La mort : le grand lâché-prise

La sensation que j’ai eu en revenant est que la mort est « le grand lâché-prise ».
C’est à dire que l’on se dépouille de ses attachements. On lâche les différentes couches de notre être pour revenir à l’essentiel, à l’essence de ce que l’on est vraiment.
C’est une ascension de l’âme à travers les différents véhicules de son incarnations, où la conscience passe en revue les attachements qu’elle libère mais aussi les enseignements qu’elle intègre.
J’ai vraiment senti que c’était un retour à la source, et un grand voyage de désidentification :
Je me suis d’abord désidentifié de mon corps, puis de mes attachements émotionnels, puis de ma personnalité, puis de mon âme en temps que « je » pour arriver dans le niveau de la vacuité, celui de la pure conscience observatrice.
J’ai pu vivre le chemin retour de l’incarnation pour retourner à la source de tout ce que je suis et de tout ce qui est. Corps, esprit puis conscience.
J’ai pu expérimenter ce que cela fait d’être au niveau de conscience de l’âme, et de la conscience pure hors de la dualité.
Sacré voyage !

La mort est bel et bien une grande initiatrice !
Elle peut s’appeler le « grand lâché-prise » car on se dépouille de ce que l’on croit être pour retourner à l’essentiel, à notre essence, notre noyau d’existence : notre conscience, notre âme.
Comme on dit « ceux qui ont peur de la mort ont peur de la vie ».
La mort est une partie omniprésente dans notre vie, puisqu’une partie de notre conscience existe au niveau de la conscience et de l’âme, en même temps que l’on vit ici bas sur Terre. La vie n’existe pas sans la mort et inversement. Ils se contiennent l’un l’autre, et ces deux niveaux d’existence sont interdépendants et inter-reliés.

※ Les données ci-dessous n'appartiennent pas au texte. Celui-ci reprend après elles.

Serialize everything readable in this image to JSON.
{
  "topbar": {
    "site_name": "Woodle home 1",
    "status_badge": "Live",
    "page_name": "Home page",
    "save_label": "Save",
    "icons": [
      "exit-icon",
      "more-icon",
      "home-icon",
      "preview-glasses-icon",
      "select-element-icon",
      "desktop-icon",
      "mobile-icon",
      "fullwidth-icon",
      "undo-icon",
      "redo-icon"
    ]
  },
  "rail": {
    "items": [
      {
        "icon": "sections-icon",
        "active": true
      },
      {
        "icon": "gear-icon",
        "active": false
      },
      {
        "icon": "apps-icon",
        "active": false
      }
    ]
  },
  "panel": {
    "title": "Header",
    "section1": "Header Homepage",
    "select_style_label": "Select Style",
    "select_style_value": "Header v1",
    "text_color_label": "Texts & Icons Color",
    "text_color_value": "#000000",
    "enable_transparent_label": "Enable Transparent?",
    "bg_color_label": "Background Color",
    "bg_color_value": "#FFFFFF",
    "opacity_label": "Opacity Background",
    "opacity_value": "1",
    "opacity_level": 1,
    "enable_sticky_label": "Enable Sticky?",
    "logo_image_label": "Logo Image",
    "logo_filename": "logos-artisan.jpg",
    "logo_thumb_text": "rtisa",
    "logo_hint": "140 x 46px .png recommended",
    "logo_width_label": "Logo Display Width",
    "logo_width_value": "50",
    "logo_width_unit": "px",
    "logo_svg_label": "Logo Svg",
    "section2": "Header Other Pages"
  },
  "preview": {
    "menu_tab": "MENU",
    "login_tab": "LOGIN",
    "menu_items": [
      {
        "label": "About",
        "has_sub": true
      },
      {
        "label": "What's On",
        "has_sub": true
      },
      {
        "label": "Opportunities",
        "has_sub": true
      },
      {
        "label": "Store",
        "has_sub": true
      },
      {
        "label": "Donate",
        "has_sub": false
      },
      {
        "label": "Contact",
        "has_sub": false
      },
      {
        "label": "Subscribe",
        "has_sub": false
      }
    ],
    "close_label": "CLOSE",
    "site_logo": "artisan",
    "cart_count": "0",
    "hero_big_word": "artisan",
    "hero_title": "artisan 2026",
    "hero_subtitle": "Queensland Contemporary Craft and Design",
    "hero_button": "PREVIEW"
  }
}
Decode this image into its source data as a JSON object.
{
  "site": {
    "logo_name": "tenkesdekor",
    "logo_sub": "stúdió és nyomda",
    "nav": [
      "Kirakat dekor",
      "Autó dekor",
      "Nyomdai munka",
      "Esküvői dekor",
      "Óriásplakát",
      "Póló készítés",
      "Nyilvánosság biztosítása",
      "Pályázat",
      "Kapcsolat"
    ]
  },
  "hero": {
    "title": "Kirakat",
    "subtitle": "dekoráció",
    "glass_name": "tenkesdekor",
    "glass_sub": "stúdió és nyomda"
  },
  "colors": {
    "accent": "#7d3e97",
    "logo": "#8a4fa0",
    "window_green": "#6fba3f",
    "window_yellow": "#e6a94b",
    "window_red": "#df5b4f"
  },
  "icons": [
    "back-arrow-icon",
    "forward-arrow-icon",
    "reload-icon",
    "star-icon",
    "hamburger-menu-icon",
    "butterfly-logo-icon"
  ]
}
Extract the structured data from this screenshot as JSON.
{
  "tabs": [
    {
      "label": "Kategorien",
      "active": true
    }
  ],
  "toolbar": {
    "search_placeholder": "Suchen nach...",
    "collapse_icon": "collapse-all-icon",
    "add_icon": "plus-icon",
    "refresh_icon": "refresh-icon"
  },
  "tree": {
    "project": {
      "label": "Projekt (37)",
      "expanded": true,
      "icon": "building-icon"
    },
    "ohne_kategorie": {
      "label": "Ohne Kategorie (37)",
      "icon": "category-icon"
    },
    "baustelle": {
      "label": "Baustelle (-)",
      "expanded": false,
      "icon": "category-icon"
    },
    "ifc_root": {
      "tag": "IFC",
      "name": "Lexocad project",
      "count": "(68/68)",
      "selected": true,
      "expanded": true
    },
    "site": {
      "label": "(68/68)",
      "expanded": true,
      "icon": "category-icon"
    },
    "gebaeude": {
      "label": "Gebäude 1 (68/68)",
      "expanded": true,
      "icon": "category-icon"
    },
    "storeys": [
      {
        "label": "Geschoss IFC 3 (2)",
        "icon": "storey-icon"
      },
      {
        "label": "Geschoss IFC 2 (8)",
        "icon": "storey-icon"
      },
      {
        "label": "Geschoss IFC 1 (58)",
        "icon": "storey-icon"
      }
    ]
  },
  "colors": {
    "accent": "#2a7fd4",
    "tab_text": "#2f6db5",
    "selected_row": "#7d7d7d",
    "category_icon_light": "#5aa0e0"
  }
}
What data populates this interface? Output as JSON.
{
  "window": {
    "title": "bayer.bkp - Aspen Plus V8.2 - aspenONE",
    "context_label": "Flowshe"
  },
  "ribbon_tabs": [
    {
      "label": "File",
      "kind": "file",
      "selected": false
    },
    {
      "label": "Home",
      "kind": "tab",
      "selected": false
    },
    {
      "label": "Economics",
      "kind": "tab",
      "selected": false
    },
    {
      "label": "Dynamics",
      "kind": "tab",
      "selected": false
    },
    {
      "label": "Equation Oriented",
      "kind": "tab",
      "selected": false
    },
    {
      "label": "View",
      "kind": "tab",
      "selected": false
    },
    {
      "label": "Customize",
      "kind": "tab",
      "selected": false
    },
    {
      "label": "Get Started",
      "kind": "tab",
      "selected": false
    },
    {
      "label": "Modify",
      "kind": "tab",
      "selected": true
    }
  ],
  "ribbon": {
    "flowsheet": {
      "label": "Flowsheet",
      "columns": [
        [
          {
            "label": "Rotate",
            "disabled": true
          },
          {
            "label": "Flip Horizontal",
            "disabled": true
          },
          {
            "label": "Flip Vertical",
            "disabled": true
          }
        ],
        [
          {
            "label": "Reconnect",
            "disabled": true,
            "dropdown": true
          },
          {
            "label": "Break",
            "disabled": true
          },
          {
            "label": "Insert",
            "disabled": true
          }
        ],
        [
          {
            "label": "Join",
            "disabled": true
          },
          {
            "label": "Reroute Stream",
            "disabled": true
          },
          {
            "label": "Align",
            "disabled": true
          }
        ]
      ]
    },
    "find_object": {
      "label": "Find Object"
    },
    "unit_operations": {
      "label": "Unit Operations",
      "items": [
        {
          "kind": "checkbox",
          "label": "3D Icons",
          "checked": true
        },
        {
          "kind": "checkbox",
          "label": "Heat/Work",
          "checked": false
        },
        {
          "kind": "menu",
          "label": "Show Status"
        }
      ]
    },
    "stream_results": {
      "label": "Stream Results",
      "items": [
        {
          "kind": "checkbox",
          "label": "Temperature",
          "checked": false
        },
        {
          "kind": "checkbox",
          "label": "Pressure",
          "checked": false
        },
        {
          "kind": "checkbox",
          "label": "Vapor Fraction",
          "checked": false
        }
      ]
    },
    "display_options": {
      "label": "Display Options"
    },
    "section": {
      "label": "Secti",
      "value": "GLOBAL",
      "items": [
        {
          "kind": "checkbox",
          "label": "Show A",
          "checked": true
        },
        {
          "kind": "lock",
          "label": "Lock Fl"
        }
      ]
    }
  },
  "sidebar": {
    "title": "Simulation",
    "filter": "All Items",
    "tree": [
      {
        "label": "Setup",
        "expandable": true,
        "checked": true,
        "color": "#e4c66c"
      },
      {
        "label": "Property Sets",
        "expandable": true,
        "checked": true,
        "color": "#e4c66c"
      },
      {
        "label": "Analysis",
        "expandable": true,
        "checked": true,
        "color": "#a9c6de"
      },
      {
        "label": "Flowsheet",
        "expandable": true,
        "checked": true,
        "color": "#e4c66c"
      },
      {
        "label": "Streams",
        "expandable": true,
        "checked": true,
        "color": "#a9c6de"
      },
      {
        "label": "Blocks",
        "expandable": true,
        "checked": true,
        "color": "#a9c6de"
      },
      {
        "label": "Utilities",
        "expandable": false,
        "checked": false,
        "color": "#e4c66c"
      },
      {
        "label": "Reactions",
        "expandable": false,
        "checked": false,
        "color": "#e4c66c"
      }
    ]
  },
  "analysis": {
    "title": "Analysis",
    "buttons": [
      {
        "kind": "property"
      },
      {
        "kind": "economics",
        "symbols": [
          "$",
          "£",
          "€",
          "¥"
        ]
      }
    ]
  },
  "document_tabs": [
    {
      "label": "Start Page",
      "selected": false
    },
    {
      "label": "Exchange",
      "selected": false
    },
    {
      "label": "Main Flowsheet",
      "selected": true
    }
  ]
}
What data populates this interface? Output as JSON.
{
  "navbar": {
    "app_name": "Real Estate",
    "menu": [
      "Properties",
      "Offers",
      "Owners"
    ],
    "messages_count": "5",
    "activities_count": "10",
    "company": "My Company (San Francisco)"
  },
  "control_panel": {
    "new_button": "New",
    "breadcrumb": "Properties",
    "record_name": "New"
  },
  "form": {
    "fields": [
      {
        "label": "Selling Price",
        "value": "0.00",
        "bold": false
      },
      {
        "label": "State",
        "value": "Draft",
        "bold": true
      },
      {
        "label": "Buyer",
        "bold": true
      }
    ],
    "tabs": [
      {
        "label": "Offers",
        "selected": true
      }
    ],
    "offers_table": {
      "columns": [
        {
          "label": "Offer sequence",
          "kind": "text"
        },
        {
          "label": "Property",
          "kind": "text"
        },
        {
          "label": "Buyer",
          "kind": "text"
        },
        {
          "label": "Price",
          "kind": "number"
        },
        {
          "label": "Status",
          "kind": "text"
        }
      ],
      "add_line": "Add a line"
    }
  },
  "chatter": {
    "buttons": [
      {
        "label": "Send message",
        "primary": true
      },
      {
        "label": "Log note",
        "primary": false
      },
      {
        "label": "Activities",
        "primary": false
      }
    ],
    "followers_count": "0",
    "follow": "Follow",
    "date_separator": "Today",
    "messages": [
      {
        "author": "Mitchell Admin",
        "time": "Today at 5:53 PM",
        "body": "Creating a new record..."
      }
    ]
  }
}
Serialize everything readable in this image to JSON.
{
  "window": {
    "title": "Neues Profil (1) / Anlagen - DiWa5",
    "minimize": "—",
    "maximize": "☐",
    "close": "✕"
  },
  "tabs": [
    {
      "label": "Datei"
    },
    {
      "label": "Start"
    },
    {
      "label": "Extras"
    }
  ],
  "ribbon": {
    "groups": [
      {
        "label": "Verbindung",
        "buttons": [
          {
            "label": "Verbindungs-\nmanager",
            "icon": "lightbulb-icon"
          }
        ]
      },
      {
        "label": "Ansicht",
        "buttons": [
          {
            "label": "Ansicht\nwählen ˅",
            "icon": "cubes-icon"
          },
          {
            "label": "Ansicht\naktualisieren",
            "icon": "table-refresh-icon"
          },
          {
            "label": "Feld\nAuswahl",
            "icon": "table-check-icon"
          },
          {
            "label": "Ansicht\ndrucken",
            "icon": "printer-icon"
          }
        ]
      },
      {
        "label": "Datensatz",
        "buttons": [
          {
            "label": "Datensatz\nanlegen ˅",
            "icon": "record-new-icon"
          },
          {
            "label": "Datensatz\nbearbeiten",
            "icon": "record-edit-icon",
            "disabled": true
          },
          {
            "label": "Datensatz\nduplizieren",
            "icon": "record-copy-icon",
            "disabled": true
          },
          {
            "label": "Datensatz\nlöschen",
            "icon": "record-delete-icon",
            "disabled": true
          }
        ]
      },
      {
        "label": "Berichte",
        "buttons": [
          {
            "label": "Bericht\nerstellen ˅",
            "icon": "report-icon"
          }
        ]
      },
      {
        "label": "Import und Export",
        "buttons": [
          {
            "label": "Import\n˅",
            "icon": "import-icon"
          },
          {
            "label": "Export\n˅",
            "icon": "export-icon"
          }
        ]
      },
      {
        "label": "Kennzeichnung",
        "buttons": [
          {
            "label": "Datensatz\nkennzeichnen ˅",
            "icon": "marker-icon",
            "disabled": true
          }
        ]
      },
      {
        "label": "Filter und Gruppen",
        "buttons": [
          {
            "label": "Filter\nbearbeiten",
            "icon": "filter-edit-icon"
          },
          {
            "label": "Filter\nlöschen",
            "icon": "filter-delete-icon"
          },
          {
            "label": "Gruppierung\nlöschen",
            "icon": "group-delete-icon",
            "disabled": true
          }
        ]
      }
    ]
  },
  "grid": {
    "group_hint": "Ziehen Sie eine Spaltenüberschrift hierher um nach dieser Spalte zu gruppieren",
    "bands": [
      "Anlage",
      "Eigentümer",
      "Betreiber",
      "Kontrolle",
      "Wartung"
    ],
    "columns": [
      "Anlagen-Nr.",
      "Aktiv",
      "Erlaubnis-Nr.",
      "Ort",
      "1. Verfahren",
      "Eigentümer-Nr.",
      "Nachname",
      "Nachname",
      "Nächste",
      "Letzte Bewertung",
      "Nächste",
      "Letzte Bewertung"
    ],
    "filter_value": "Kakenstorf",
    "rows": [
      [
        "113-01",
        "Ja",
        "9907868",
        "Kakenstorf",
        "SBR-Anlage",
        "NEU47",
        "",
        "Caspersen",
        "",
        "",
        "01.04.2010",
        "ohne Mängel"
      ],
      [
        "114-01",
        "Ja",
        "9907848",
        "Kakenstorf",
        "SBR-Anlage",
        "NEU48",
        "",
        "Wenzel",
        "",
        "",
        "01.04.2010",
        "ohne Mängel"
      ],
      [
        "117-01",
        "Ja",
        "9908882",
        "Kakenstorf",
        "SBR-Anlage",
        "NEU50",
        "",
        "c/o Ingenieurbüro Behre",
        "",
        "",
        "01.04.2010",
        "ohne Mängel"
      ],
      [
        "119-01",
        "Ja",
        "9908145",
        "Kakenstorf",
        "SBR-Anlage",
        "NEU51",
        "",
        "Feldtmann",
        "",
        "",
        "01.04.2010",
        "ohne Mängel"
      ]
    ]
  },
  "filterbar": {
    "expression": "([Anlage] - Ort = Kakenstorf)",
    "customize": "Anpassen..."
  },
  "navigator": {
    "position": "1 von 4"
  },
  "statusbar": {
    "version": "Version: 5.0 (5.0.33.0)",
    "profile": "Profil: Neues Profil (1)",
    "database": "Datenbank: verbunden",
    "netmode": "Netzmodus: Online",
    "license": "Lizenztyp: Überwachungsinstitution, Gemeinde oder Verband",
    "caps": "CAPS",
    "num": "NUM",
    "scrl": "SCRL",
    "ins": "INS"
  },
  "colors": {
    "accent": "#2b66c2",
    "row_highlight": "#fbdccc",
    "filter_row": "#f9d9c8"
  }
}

Dans notre société, il existe une grande désinformation voire une peur de la mort car on a simplement oublié ce que c’est.
La mort n’a rien de dramatique, de tragique ou d’horrible, il s’agit d’un processus naturel aussi neutre que la naissance.
La mort est simplement une transition, un changement d’histoire et de costume, mais aussi des retrouvailles puissantes avec notre nature profonde.

Mon impression générale a été que cette transition est vraiment très agréable et plaisante. C’est un chemin de retrouvailles avec soi-même, de retour à la maison, à la source. J’ai eu beaucoup de plaisir à vivre ce voyage et je suis certain qu’il en sera de même pour de vrai.

Au passage : on appelle la nuit la petite mort, car il s’agit d’un « lâché-prise partiel », où l’on n’est plus identifié à son corps, où la conscience s’élève de la même façon mais existe cette fois au niveau de sa psyché et de sa personnalité. D’où le rapport entre la mort et la connection aux mondes subtils : on sort du confinement du corps pour naviguer dans la psyché.